Imran Khan's 3 challenges

Three big things and all spelling some kind of danger for the PTI.

Update: 2018-09-23 19:56 GMT
Pakistan Prime Minister Imran Khan (Photo: AP)

Five weeks into a five-year term, but this past week could prove to be the most consequential of them all. Three big things and all spelling some kind of danger for the PTI.

It’s not been a good week for Imran. First, Asad Umar gave us his first budget and it turned out to be the dampest of squibs. Second, the release from prison. And third, India lashed out against Imran and scrambled whatever foreign-policy calculations he may have been evolving.

Five years is a long time, but week five will take some recovering from. The budget is the most obvious self-inflicted wound and it has stored up greater — political — trouble for the PTI. Numbers impose a tyranny of their own and there was little that the finance team could do beyond the familiar stabilisation that the PTI has gone for. Taxes up, spending down, rupee set to slip further against the dollar at some point — hardly the kind of change that the PTI had promised.

But Imran has been done a political disservice by his finance team. The first few days and weeks Imran ran around trivialising austerity and turning it into a joke — with Asad Umar either failing to warn his boss what was coming down the pipeline or not having a clear idea of what he needed to do. That distorted public expectations, leading up to Asad’s second mistake: presenting a budget to satisfy creditors, present and future, and markets, and forgetting the big-fish-versus-little-guy stuff — the essential stuff on which the PTI does its politics.

The PTI PR machine could have battled against public perception — if the PR machine had been thrown a bone. Anything, really. A modest expansion of the tax net at the highest rungs of the income and wealth ladder. Make it easier for the middle class to get home mortgages from the banks.  Anything that didn’t make this budget look wholly like something that could have been drawn up by the PPP or the PML-N.

The finance team has also stored up trouble for Imran down the road. The PTI has won on the back of electables and electable-type allies in parliament. They will demand their pound of patronage flesh and Imran will eventually have to acquiesce. At that point, Asad’s numbers will crumble a bit more and Imran will again be hammered politically.

The next nine months will not be pretty for the PTI fiscally. Which could trigger Imran to do something reckless to recover political space, thereby worsening the fiscal trouble his government is in.

On to the other thing: the release from prison. The death and other matters have made it likely that this will be a slow-burn threat to Imran. But it will eventually manifest itself. Before the release, you could make a straightforward case for keeping them in jail. After all, why go to all the trouble of setting things up for Imran only to let him get engulfed the moment he sets off on his prime ministerial adventure. Folk assumed that meant 18 months or a couple of years in prison for the father-daughter duo. At a minimum, it seemed like nine to 15 months they’d be out of the equation.

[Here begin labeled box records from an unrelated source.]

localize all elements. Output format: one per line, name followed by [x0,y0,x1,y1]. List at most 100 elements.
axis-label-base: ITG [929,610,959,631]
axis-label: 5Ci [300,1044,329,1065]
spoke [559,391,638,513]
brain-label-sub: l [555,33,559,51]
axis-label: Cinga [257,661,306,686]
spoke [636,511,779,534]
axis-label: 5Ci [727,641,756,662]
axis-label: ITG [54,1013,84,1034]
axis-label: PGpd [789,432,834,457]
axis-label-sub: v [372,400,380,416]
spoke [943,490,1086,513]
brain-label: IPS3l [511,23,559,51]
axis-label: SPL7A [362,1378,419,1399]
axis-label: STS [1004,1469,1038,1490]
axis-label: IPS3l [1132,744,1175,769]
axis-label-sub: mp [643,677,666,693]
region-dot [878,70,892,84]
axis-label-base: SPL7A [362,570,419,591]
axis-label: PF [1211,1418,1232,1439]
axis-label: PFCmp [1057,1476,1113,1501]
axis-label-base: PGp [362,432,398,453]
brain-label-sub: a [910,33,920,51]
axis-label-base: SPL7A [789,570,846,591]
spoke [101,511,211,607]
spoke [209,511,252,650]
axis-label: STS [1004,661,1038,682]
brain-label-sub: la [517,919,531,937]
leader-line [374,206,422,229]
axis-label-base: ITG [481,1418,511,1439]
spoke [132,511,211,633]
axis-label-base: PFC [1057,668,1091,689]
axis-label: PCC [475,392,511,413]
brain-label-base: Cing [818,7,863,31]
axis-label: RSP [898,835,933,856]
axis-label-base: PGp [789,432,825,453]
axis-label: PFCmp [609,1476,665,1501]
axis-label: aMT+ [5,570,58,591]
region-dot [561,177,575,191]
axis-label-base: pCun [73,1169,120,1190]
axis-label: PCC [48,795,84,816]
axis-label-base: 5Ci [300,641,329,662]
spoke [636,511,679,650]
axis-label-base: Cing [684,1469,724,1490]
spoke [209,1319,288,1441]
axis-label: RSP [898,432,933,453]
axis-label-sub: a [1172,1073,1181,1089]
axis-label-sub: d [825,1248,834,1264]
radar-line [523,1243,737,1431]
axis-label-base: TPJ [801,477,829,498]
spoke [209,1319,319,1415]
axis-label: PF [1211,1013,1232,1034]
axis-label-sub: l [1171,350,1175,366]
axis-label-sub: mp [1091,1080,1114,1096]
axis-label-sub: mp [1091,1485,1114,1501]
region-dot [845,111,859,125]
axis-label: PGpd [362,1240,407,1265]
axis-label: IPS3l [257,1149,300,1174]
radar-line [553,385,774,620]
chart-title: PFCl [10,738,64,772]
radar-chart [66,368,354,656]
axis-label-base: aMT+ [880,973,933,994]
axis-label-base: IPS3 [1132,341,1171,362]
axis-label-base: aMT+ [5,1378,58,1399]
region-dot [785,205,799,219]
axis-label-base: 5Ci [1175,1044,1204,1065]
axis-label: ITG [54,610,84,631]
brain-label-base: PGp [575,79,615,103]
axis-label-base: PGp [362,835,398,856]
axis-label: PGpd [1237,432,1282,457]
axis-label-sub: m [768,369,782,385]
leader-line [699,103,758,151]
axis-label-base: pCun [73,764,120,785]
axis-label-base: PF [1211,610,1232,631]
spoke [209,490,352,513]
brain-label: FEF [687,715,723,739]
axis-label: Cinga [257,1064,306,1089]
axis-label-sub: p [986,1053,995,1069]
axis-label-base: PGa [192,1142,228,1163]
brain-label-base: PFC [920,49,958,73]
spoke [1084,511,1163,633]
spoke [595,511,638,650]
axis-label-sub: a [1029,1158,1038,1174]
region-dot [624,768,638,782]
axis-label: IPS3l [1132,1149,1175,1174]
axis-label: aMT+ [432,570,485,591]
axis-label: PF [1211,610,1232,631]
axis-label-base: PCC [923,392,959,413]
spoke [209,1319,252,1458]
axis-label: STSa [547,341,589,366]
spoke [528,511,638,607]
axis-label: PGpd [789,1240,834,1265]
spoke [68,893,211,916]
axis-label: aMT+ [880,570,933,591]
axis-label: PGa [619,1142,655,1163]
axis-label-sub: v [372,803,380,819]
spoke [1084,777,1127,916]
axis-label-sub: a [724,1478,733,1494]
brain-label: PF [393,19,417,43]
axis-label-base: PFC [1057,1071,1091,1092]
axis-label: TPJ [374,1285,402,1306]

Now, they’re already out and it’ll be harder than before to send them back in. Because it’s the PTI in government now and it would seem like a clear vendetta.

And because the same set of cases/ facts/ claims can’t suddenly be re-ginned up to reasonably justify re-incarceration. Never say never in Pakistan and it’s a brave person who’ll bet on much these days.

And, finally, this India stuff. It’s obviously not Imran’s fault. The problems predate him and will outlive him. In a way, it may even be relief: the very worst incidents tend to happen when there’s a possibility of serious dialogue. When the hawks on both sides are snarling at each other, there’s little that needs to be scuttled. But to be smacked down by India so early isn’t a good place for a civilian to be. Before Imran could find his foreign-policy feet and find a semblance of coherence between pre-office rhetoric and in-office reality, he’s been shown by India to be — at best — naïve.

For all the apparent bonhomie between Imran and the permanent state, the permanent state has ingrained suspicions about the political compulsions of the civilian lot. Imran could, as his initial reactions have suggested, go hard against Modi personally. But the outside world tends not to approve of public snarling and bickering between the two leaderships. It may not matter who started it. And if Imran opts for moderation and friendliness going forward, it could make hawks here wonder if Imran really understands India or his job. Either way, not a good place to be for Imran.

Five weeks into a five-year term and this past week could prove to be the most consequential of them all. It’s not been a good week for Imran. The storm clouds are gathering.